Abstract: As Artificial Intelligence (AI) models are scaling at an unprecedented rate, Machine Learning (ML) execution heavily relies on Distributed ML over customized neural accelerator (e.g., GPU or TPU)-based High-Performance Computing (HPC) platforms connected via high-speed interconnects (e.g., NVLinks). Deep Neural Network (DNN) execution involves a complex interplay between the DNN architecture, parallelization strategy, scheduling strategy, collective communication, network topology, memory accesses, and the accelerator endpoint, as shown in Figure 1. Therefore, there is a need for a comprehensive methodology to understand and navigate this complex intertwined co-design space to (i) architect future platforms, (ii) develop novel parallelism schemes to support efficient training of future DNN models, and (iii) develop novel fabrics for AI systems.
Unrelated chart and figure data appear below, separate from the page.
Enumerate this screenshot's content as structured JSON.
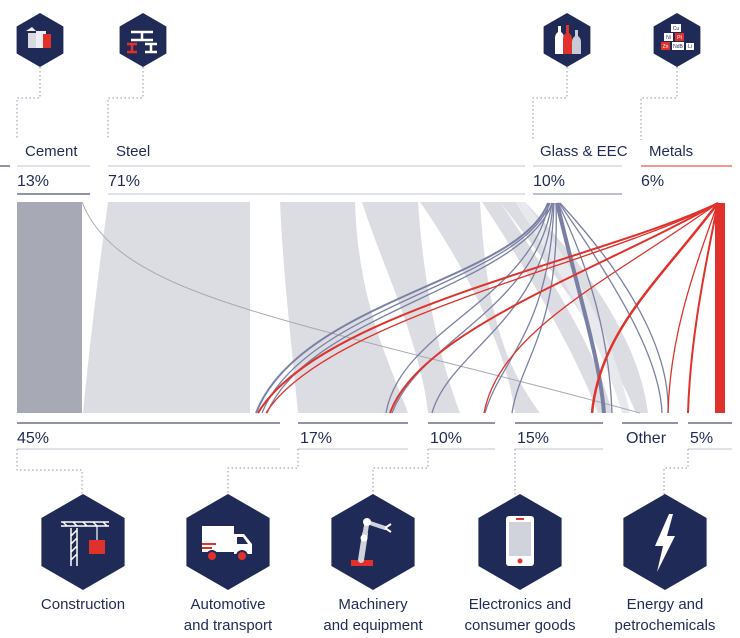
{
  "sources": [
    {
      "id": "cement",
      "label": "Cement",
      "share": "13%",
      "icon": "cement-bags-icon"
    },
    {
      "id": "steel",
      "label": "Steel",
      "share": "71%",
      "icon": "steel-beams-icon"
    },
    {
      "id": "glass",
      "label": "Glass & EEC",
      "share": "10%",
      "icon": "glass-bottles-icon"
    },
    {
      "id": "metals",
      "label": "Metals",
      "share": "6%",
      "icon": "metal-elements-icon"
    }
  ],
  "metal_icon_labels": [
    "Cu",
    "Ni",
    "Pt",
    "Zn",
    "NdB",
    "Li"
  ],
  "destinations": [
    {
      "id": "construction",
      "share": "45%",
      "caption_lines": [
        "Construction"
      ],
      "icon": "crane-icon"
    },
    {
      "id": "automotive",
      "share": "17%",
      "caption_lines": [
        "Automotive",
        "and transport"
      ],
      "icon": "truck-icon"
    },
    {
      "id": "machinery",
      "share": "10%",
      "caption_lines": [
        "Machinery",
        "and equipment"
      ],
      "icon": "robot-arm-icon"
    },
    {
      "id": "electronics",
      "share": "15%",
      "caption_lines": [
        "Electronics and",
        "consumer goods"
      ],
      "icon": "smartphone-icon"
    },
    {
      "id": "other",
      "share": "Other",
      "caption_lines": [],
      "icon": ""
    },
    {
      "id": "energy",
      "share": "5%",
      "caption_lines": [
        "Energy and",
        "petrochemicals"
      ],
      "icon": "lightning-bolt-icon"
    }
  ],
  "colors": {
    "navy": "#1f2a56",
    "cement": "#a7a9b4",
    "steel": "#dcdde2",
    "glass": "#7a80a4",
    "metals": "#e0322b",
    "rule": "#c3c6d1"
  }
}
As an ongoing collaboration between Georgia Tech and several companies (Intel, Meta, AMD, NVIDIA, and HPE), we have been jointly developing a detailed cycle-accurate distributed AI simulator called ASTRA-sim1. ASTRA-sim models the co-design space of distributed ML described above and schedules the compute-communication interactions over plug-andplay computation, network, and remote memory simulators. ASTRA-sim leverages the MLCommons Chakra 2 format to describe arbitrary distributed ML workloads. To the best of our knowledge, ASTRA-sim is the first open-source simulator for modeling future distributed ML platforms.

Bio: Dr. Tushar Krishna (tushar@ece.gatech.edu) is an Associate Professor in the School of Electrical and Computer Engineering at Georgia Tech. He is currently also a Visiting Associate Professor at the Department of Electrical Engineering and Computer Science at MIT. He has a Ph.D. in Electrical Engineering and Computer Science from MIT (2014), a M.S.E in Electrical Engineering from Princeton University (2009), and a B.Tech in Electrical Engineering from the Indian Institute of Technology (IIT) Delhi (2007). Before joining Georgia Tech in 2015, Dr. Krishna spent a year as a researcher at the VSSAD group at Intel, Massachusetts. Dr. Krishna’s research spans computer architecture, interconnection networks, networks-on- chip (NoC), and AI/ML accelerator systems, with a focus on optimizing data movement in modern computing platforms. His research is funded via multiple awards from NSF, DARPA, IARPA, SRC (including JUMP2.0), Department of Energy, Intel, Google, Meta/Facebook, Qualcomm and TSMC.

William Won (william.won@gatech.edu) is a PhD student in the College of Computing at Georgia Tech. His research interests include training and inference of distributed machine learning, simulation of distributed machine learning workloads, collective communication optimizations, and machine learning algorithms.